And so, in a non-Abrahamic world--you know, the priests of Jupiter in Rome didn't worry that the priests in Egypt didn't worship Jupiter. And, they didn't even worry that the priests of Jupiter on the other side of Rome used slightly different ceremonies or had a few different ideas about Jupiter. Fine. Big deal. It was not an issue.

So, the Romans would fight you over money; they would fight you over power and security. Might fight you to take you as slaves or something like that. But they were not fighting you to change the ideas in your head. And they persecuted Christians, but that was a different kind of a thing and they saw it as a political issue rather than a religious issue.

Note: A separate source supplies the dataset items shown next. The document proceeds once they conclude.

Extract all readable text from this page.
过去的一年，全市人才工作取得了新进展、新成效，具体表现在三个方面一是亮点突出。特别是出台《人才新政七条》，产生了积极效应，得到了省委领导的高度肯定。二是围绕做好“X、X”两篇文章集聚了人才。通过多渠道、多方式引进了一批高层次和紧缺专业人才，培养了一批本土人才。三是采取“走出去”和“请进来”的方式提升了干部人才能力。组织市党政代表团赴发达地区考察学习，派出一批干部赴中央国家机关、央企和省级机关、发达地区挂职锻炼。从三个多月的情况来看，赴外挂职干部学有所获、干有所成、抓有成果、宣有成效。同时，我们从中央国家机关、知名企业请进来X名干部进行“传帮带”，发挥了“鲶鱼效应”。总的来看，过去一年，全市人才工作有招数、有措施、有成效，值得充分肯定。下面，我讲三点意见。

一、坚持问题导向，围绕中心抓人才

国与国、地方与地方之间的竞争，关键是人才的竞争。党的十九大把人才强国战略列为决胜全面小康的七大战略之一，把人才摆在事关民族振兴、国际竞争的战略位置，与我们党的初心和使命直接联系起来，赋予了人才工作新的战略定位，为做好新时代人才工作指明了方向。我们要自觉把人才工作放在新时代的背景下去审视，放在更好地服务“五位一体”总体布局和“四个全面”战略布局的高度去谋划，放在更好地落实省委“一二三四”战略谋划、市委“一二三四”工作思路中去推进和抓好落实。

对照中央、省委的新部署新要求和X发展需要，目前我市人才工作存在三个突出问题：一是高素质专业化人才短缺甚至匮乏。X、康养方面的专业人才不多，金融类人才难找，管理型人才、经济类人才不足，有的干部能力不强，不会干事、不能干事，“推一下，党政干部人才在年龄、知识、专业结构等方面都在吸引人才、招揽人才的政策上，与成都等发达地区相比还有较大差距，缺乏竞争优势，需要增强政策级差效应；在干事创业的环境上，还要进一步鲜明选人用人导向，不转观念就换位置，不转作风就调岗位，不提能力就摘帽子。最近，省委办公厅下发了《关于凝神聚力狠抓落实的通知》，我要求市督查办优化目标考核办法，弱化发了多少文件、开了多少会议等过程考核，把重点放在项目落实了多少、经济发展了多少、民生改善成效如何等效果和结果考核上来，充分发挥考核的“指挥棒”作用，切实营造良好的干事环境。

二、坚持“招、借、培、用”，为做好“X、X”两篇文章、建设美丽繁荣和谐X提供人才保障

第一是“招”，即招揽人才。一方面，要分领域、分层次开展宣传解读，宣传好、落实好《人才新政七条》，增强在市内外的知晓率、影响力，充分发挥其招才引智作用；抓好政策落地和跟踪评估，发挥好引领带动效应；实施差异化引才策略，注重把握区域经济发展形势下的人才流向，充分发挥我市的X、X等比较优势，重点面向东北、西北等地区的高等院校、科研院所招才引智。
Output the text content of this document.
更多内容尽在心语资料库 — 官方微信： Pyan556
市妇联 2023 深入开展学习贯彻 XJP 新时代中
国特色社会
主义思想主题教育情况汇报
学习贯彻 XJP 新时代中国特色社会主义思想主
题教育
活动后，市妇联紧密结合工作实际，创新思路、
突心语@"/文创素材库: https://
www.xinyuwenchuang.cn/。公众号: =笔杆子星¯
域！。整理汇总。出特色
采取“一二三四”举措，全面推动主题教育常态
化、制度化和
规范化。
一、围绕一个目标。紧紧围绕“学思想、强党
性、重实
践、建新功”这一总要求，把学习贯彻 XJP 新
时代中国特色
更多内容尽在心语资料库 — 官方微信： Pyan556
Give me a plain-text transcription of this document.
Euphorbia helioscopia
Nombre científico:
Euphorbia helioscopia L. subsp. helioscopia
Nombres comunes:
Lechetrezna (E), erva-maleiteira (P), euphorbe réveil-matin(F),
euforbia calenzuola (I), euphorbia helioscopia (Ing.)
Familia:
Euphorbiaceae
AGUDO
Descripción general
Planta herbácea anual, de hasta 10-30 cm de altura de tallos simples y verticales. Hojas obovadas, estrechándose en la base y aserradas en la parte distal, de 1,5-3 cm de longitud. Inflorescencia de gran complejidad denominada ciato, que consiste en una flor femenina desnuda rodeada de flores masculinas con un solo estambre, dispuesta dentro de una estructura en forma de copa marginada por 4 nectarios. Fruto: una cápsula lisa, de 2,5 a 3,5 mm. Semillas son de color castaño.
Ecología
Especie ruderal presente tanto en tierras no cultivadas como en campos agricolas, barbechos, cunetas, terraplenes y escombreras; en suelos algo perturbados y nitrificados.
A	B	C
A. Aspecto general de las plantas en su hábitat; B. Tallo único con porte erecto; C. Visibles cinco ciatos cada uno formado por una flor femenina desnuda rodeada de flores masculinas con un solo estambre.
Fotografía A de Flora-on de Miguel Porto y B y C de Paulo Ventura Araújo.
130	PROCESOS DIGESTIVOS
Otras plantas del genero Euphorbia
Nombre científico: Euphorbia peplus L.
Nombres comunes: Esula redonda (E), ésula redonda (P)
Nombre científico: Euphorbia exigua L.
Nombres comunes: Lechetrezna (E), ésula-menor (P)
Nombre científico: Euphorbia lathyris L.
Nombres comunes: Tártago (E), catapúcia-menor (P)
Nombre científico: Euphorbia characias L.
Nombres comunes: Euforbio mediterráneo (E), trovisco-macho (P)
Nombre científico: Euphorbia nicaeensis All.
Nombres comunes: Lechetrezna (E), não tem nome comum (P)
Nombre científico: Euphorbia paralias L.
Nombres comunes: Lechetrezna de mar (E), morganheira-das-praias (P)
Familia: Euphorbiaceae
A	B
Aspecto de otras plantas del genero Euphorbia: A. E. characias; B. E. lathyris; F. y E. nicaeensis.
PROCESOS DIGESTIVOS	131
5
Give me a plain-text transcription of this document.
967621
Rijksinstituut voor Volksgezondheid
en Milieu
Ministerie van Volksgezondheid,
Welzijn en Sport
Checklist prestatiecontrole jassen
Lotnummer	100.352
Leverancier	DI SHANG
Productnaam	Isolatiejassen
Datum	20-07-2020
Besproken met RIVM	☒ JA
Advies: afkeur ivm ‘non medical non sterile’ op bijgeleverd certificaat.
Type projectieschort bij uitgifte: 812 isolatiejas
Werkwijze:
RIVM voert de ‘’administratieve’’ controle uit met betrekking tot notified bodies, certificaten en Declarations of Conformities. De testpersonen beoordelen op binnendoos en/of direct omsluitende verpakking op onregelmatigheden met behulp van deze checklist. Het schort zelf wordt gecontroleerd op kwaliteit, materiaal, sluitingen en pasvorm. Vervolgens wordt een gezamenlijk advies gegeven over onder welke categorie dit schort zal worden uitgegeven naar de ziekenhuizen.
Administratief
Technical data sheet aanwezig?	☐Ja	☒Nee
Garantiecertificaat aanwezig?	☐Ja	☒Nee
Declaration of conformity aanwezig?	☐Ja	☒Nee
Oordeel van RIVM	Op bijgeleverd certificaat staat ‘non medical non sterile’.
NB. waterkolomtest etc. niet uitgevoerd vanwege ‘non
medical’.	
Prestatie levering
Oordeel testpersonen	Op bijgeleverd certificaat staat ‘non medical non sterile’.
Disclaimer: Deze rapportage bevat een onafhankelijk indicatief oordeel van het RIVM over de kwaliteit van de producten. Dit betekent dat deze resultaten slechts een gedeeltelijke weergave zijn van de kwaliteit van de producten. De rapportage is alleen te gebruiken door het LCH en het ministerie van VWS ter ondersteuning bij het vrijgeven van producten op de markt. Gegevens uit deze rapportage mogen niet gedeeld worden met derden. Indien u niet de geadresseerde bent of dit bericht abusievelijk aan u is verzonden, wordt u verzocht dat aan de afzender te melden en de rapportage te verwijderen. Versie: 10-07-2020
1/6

But, in an Abrahamic world, you fight over ideas all the time. And when you're not fighting, you quarrel. So, one of the things that happens as this Abrahamic Revolution has expanded and covered more cultures, included more peoples around the world, is that human history is becoming more an arena of ideological and religious combat than before.

And, now in this time of sort of where we're in the neighborhood of the singularity--whatever that may mean--that accelerates and intensifies the ideological struggles that different forms of Abrahamic faith and politics manifest.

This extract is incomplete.